If a container shows *unhealthy*, check **Logs**:
| Symptom | Likely cause |
|----------------------------------------------|--------------|
| `column "email" does not exist` | Migrations weren't applied. Run step 5. |
| `Server is not configured for sign-in` | `AUTH_SECRET` blank or missing.

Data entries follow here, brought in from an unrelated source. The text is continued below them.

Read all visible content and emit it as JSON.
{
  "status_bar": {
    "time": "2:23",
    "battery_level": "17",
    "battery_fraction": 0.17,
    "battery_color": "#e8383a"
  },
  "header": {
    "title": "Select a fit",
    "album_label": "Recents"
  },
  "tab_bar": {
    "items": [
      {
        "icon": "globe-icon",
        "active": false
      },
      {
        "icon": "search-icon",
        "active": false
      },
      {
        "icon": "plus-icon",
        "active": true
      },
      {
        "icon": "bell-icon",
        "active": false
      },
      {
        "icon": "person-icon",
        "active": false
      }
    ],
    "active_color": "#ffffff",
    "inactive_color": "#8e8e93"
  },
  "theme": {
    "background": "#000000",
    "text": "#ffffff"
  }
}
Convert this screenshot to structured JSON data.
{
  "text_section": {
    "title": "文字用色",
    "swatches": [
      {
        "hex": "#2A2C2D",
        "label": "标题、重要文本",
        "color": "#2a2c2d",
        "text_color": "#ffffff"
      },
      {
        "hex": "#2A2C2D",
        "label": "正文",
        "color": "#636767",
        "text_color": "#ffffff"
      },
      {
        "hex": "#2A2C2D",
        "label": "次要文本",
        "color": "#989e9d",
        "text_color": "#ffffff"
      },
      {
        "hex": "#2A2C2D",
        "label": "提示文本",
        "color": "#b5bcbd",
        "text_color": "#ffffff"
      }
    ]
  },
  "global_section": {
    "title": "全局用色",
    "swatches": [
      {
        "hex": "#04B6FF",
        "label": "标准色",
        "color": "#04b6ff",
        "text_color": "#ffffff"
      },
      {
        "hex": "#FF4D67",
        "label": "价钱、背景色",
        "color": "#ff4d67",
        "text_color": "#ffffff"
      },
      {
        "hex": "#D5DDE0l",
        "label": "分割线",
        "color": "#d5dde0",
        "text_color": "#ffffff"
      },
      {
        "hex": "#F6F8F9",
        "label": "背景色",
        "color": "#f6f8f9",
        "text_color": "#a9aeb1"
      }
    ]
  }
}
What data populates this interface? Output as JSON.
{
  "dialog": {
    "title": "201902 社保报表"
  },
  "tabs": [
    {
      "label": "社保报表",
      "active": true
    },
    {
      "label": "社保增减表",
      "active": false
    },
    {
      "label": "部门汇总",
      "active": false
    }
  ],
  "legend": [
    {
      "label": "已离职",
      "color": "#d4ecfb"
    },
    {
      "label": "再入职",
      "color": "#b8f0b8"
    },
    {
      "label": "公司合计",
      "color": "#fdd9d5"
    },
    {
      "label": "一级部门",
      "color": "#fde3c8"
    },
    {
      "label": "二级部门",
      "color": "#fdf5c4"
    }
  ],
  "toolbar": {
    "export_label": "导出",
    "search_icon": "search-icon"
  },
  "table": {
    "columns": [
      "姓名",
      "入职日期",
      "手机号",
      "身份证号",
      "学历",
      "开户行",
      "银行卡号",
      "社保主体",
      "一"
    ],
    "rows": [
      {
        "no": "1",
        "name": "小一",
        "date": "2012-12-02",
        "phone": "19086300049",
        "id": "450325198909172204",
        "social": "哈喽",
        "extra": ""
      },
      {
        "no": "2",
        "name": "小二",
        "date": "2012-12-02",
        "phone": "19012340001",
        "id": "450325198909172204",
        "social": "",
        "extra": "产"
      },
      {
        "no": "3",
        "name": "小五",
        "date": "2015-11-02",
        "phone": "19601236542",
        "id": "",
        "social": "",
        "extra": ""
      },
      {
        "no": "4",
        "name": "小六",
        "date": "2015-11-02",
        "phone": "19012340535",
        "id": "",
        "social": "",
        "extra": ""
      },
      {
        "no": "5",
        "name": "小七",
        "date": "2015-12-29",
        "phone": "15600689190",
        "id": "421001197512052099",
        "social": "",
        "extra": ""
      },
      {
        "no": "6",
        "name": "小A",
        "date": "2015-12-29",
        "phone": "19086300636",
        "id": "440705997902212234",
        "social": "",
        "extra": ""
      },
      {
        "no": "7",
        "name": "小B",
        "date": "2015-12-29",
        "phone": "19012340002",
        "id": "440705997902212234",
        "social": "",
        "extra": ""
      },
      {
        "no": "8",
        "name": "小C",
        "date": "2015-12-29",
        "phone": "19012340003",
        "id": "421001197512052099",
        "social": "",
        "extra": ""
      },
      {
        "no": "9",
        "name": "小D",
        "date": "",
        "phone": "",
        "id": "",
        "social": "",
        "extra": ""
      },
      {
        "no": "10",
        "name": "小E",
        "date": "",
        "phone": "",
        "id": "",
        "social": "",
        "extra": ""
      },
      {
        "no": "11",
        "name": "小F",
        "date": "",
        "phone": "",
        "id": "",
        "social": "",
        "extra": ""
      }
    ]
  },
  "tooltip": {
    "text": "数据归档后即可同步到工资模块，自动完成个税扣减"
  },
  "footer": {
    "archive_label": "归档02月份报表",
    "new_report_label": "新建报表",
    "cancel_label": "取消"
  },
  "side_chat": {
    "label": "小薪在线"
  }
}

Set it in stack env. |
| `pg-boss: queue policy ...standard` | Harmless first-boot log; the bot force-flips it. |
| `Stream Errored (restart required)` (Baileys) | Upstream noise; ignore unless pairing fails. |
## 7. First sign-in
Visit `https://<your-domain>/login`, sign in as `admin` with the
password set in step 5, and walk the
[`docs/runbook.md`](runbook.md) smoke checklist before declaring
the deploy good.
## 8. Future redeploys
Two paths depending on how you set up step 3:
**Web editor flow:**
1. Run `scripts/publish.sh <tag>` on your dev machine.
2. In Portainer → Stack → "Update the stack" → "Re-pull image and
redeploy".
**Repository flow:**
1. Run `scripts/publish.sh <tag>`.
2. Commit any compose / env changes to master.
3. Portainer → Stack → "Pull and redeploy". (If auto-update is on,
skip this — Portainer redeploys on every push.)
Always pin a tag (`v1.4.2`) instead of `latest` for production —
makes rollback a one-field stack edit instead of a republish.
## Rolling back
In Portainer → Stack → set `DOCKER_IMAGE_TAG=v1.4.1` (or whatever
the previous good tag was) → Re-pull and redeploy. The cmbot-* data
volumes (sessions, media) are preserved across image swaps, so a
rollback doesn't lose pairings or uploaded media.
If the schema also rolled back, run the corresponding `down` SQL by
hand — drizzle's migrator only goes forward, by design.